Le duo échangea un regard.

— Je vous conseille d’aller traîner du côté de l’auberge du Pain d’Epices, poursuivit Chocolatine. C’est là que logent les employés du village.

Le binôme s’empressa d’engloutir les chocolats chauds — ce qui leur laissa des cloques dans le gosier — avant de remercier leur informateurs et de se hâter vers le lieu indiqué.
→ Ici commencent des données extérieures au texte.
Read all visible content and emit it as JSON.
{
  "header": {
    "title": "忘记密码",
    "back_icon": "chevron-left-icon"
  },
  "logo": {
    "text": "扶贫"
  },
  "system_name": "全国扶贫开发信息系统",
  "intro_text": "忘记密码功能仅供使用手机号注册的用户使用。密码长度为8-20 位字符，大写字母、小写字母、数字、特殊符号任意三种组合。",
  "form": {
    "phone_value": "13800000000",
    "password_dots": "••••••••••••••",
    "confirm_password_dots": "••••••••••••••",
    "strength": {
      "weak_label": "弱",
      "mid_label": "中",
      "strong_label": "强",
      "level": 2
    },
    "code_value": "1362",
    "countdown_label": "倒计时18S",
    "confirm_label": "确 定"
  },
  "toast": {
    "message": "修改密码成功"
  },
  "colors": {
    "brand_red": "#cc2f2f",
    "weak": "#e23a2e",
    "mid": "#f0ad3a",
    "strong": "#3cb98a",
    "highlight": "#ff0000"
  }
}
Elles reprirent l’artère principale et bifurquèrent dans une ruelle. L’étroite rue aux senteurs de soupe froide débouchait sur une impasse, à l’écart de l’agitation du centre-ville. Un grand établissement emplissait le fond du cul de sac. Les aventurières levèrent le nez pour contempler ses multiples étages. Les encadrements de fenêtre marrons contrastaient avec les murs safranés et des uniformes de lutins pendaient çà et là sur des fils. On eut dit que l'auberge était réellement faite de pain d'épice, et qu'un pâtissier-architecte avait décoré la façade d'arabesques en glace royale.

Ils doivent en loger des lutins là-dedans, pensa Marxia, qui contemplait les faux stalactites en sucre qui pendaient de la toiture.

Poise approcha son petit bout de nez rond du mur et renifla un bon coup.

— Ça sent vraiment la cannelle ! s'extasia-t-elle.

Marxia se plaça à ses côtés et s’appliqua à humer l’édifice avec ferveur.

— Je peux vous aider ?

Elles firent volte face pour découvrir une lutine, les poings sur les hanches, un sourcil en l’air, en train de les juger sans retenue.

— Hum… oui... pardon... bafouilla Poise, mal à l'aise. En fait on a pas vraiment de quoi se payer une chambre et on a entendu dire que certains employés auraient besoin de souffler un peu. Si jamais vous aviez besoin de renforts pour ce soir, on pourrait trouver un terrain d’entente.

La lutine les détailla quelques instants avant de lancer :

— Je vais voir ce que je peux faire. Attendez ici.

La petite femme disparut dans le bâtiment. Après quelques secondes d'hésitation, Marxia s’employa à détacher un morceau de la rambarde d’escalier pour la grignoter. Sa partenaire, craignant pour leur réputation, s’empressa de l’arrêter. Elles se chamaillèrent en silence jusqu’à entendre des pas revenir dans leur direction.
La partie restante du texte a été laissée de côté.